When the maintenance activity finishes, you can perform administrative tasks on the pod. To see the software version that a pod is currently running, select Settings > Capacity and click the pod to open its summary page. The page displays the current software version running.

  • After a pod update, ensure that the agents in all existing images, farms, and VDI assignments are updated to the latest available version. If those VMs' installed agents are not updated, the pod will be in an unsupported configuration. The maintenance process does not automatically update those installed agents. If you see any blue dots in the console for your images or assignments, it means that the agents need updating. Horizon Cloud Pod Updates — Steps For Continued Agents Compatibility and Support.
  • If this update was from a manifest earlier than manifest 3328, after updating the pod, ensure that you add to your firewall rules all of the IP addresses of the deployer-created NICs that are in the pod's resource group. You might have existing firewall rules that govern the traffic from the pod manager VMs' NICs' IP addresses.
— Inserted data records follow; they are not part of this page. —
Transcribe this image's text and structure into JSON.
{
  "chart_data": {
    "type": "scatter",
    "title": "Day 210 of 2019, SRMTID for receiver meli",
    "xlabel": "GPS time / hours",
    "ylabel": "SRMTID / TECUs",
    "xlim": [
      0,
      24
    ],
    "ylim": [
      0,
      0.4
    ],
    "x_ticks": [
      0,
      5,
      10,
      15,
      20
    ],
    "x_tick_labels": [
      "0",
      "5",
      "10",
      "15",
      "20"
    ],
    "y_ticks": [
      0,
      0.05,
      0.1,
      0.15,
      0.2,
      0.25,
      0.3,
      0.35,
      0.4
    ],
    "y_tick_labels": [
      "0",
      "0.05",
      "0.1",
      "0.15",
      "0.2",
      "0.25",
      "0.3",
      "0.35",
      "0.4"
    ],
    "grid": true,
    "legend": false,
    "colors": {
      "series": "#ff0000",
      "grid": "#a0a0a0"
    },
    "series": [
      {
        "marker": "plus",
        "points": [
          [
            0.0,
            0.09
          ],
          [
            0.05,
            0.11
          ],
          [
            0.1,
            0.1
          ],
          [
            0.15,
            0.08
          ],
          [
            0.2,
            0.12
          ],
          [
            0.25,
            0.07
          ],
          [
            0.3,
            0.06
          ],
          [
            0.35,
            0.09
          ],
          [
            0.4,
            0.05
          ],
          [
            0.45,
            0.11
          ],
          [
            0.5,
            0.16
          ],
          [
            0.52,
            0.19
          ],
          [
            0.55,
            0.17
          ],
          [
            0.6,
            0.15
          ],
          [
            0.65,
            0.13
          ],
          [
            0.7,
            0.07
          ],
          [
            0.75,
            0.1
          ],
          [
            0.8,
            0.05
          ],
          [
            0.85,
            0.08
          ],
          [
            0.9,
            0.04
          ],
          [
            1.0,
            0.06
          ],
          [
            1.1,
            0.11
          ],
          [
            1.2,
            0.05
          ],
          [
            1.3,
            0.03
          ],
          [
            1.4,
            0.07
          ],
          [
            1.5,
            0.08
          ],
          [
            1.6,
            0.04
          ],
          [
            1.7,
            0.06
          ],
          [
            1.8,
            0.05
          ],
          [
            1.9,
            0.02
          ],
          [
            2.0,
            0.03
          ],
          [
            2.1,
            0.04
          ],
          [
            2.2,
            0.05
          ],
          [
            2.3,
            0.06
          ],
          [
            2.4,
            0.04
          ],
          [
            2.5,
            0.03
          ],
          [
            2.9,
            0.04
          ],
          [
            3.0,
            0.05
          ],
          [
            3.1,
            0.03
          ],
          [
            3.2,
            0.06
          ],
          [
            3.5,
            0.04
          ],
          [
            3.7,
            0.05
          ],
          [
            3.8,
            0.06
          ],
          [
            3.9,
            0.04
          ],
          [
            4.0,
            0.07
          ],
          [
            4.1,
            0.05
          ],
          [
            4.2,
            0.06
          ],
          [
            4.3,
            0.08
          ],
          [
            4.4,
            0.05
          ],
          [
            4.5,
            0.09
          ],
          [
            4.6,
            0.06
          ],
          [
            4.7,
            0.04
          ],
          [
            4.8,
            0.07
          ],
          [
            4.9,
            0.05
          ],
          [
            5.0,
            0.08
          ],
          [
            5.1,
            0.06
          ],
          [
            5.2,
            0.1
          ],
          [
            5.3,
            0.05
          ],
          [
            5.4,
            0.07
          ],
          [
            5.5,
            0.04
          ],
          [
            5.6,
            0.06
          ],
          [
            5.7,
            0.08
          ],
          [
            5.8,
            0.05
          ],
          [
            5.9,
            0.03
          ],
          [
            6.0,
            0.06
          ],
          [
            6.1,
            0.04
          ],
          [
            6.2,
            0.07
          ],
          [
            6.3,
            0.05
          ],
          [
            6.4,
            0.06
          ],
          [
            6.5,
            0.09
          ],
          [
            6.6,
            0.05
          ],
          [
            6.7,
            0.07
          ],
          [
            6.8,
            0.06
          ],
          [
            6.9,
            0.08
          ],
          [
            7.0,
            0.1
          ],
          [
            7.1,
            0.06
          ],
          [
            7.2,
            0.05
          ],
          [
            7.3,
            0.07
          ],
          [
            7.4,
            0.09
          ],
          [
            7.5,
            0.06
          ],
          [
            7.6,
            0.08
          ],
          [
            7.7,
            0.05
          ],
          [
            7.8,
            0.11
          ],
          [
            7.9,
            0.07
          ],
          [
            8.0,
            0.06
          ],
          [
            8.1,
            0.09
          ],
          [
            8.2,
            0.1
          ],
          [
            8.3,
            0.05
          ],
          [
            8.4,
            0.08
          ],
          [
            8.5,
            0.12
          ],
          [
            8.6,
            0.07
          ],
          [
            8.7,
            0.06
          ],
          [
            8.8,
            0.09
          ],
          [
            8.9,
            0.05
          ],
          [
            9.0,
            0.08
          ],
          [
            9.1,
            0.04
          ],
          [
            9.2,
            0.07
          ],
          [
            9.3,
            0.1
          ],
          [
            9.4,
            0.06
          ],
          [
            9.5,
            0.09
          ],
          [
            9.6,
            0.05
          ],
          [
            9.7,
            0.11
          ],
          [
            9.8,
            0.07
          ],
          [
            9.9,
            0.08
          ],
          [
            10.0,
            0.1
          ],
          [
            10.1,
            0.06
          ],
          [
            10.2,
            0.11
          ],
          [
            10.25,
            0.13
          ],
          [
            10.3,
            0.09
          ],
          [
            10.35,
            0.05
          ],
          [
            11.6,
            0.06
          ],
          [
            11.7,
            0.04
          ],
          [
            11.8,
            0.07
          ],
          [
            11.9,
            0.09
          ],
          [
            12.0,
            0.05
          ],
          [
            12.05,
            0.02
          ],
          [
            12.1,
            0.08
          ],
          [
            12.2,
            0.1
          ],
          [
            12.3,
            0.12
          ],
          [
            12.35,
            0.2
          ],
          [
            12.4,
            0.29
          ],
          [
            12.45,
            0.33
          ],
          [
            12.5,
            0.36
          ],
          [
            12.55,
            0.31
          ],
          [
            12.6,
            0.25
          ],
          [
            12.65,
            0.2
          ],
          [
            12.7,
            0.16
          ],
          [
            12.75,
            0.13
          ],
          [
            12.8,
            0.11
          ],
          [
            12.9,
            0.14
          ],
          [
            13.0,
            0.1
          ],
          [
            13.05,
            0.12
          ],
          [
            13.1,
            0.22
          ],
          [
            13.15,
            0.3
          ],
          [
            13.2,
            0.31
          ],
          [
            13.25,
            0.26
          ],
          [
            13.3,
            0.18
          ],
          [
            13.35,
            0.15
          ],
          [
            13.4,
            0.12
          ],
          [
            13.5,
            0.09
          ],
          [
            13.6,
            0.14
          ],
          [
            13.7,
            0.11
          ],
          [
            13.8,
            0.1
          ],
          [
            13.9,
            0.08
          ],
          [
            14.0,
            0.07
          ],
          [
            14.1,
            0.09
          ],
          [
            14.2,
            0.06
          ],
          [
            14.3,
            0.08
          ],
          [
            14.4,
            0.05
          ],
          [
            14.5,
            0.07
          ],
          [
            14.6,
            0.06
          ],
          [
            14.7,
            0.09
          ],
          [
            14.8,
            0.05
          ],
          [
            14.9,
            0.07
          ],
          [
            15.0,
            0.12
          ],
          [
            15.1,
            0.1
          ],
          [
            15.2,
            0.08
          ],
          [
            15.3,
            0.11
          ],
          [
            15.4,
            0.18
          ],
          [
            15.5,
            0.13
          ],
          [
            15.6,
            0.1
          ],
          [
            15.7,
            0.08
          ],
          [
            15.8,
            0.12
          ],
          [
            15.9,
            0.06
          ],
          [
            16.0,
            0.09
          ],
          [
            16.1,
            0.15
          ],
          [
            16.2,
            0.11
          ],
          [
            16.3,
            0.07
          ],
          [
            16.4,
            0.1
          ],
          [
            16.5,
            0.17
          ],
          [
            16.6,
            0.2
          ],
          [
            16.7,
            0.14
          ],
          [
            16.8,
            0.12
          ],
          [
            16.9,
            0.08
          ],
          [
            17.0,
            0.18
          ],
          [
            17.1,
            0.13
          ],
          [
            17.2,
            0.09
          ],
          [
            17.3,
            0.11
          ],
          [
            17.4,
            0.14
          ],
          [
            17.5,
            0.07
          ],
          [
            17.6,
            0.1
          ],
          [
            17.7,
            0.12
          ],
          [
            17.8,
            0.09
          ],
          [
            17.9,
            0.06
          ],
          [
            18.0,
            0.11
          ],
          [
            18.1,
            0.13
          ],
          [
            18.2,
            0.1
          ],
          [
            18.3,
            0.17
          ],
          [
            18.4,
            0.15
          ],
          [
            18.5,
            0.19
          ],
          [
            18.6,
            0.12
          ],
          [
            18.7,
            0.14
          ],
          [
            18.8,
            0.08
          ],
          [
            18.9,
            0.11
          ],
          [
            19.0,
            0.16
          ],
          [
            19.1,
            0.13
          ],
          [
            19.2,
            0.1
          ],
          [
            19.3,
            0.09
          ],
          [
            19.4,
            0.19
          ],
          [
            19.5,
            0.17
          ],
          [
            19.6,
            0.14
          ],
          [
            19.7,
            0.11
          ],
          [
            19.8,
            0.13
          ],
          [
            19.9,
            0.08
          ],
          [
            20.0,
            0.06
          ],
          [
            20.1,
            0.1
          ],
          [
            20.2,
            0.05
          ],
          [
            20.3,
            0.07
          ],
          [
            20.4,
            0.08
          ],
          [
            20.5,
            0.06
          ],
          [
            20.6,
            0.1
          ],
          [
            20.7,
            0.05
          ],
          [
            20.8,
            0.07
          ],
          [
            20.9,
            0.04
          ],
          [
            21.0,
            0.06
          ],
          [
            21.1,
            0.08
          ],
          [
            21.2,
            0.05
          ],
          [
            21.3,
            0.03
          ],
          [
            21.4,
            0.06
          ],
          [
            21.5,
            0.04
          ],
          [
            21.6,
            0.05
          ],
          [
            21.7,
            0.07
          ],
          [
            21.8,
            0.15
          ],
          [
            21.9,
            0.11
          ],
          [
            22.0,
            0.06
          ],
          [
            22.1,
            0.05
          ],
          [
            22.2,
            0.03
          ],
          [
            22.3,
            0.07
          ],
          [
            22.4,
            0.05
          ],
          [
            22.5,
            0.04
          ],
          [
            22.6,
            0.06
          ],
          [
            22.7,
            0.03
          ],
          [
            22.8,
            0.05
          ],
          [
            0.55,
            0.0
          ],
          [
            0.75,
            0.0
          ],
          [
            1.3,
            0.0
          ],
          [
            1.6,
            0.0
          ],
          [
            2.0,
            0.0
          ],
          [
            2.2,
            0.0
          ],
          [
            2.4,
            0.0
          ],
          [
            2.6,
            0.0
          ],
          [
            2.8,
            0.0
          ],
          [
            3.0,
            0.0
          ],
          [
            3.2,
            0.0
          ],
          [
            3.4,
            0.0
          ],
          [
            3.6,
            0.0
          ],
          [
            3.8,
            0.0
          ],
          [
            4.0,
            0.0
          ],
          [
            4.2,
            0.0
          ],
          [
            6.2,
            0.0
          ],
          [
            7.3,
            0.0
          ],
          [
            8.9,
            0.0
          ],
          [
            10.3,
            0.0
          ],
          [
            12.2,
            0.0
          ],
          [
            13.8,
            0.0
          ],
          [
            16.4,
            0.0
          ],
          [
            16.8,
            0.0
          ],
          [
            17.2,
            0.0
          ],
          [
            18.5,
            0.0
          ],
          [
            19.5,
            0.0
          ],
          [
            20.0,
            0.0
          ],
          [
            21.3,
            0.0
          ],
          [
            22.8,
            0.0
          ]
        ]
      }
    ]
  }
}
So that the traffic communication will work after this pod update and subsequent updates as it worked prior to this update, you must ensure that all of the 8 IP addresses reserved by the NICs in the pod's resource group are reflected in your firewall rules after this update.
  • If your configured two-factor authentication server is deployed in same VNet, then after the maintenance activity, you must update the settings on your two-factor authentication server to accept the new private IP addresses for the new internal Unified Access Gateway VMs. This is a one-time requirement for the first update on the pod, and does not have to be repeated for that pod's future updates. Refer to Update Your Two-Factor Authentication System with the Required Gateway Information.
  • Starting with the September 2019 quarterly service release, the pod architecture is updated to support the ability to have high availability (HA). Even when the high availability feature is not enabled, the new HA-capable architecture includes a Microsoft Azure load balancer in front of the pod's manager VM. After you update your pod to manifest 1600, if your pod was configured for direct connections, you should remap your DNS settings to point to pod manager's Azure load balancer IP address that will be newly displayed in the updated pod's details page. Until you update the DNS mapping — even though those direct user connections will still work — if the active pod manager VM goes down, those connections won't have the high availability fail over that an HA-enabled pod is designed to provide. For this use case, you map an FQDN to the IP address in the Pod Manager Load Balancer IP field that is displayed on the pod's details page, as described in Configure SSL Certificates Directly on the Pod Manager VMs, Such as When Integrating the Workspace ONE Access Connector Appliance with the Horizon Cloud Pod in Microsoft Azure, So that Connector Can Trust Connections to the Pod Manager VMs. Prior to pod manifest 1600, that IP was the one assigned to the pod's manager VM's NIC on the tenant subnet. Starting with pod manifest 1600 or later, the pod's IP address to map is the private IP address of the Microsoft Azure load balancer used for the pod's manager VMs. For existing pods that are updated to this release's manifest version, if you had configured a DNS name to point to the tenant appliance IP address for a pod of manifest 1493.1 or earlier, you should remap your DNS settings to point to the IP address displayed for the Pod Manager Load Balancer IP label in the updated pod's details page.
  • Prior to the 2474.x manifest, the system did not check your registered Active Directory servers for clock skew. With 2474.x, a check of the clock skew was introduced. If your registered Active Directory servers have any time synchronization issues (clockSkew > 4 minutes) now, when the pod is upgraded to 2474.x or later, this system validation will start on that pod. As a result, Active Directory server discovery might start failing until you address the clock skew issue, and the failing discovery will impact the end user desktop connection requests to that pod.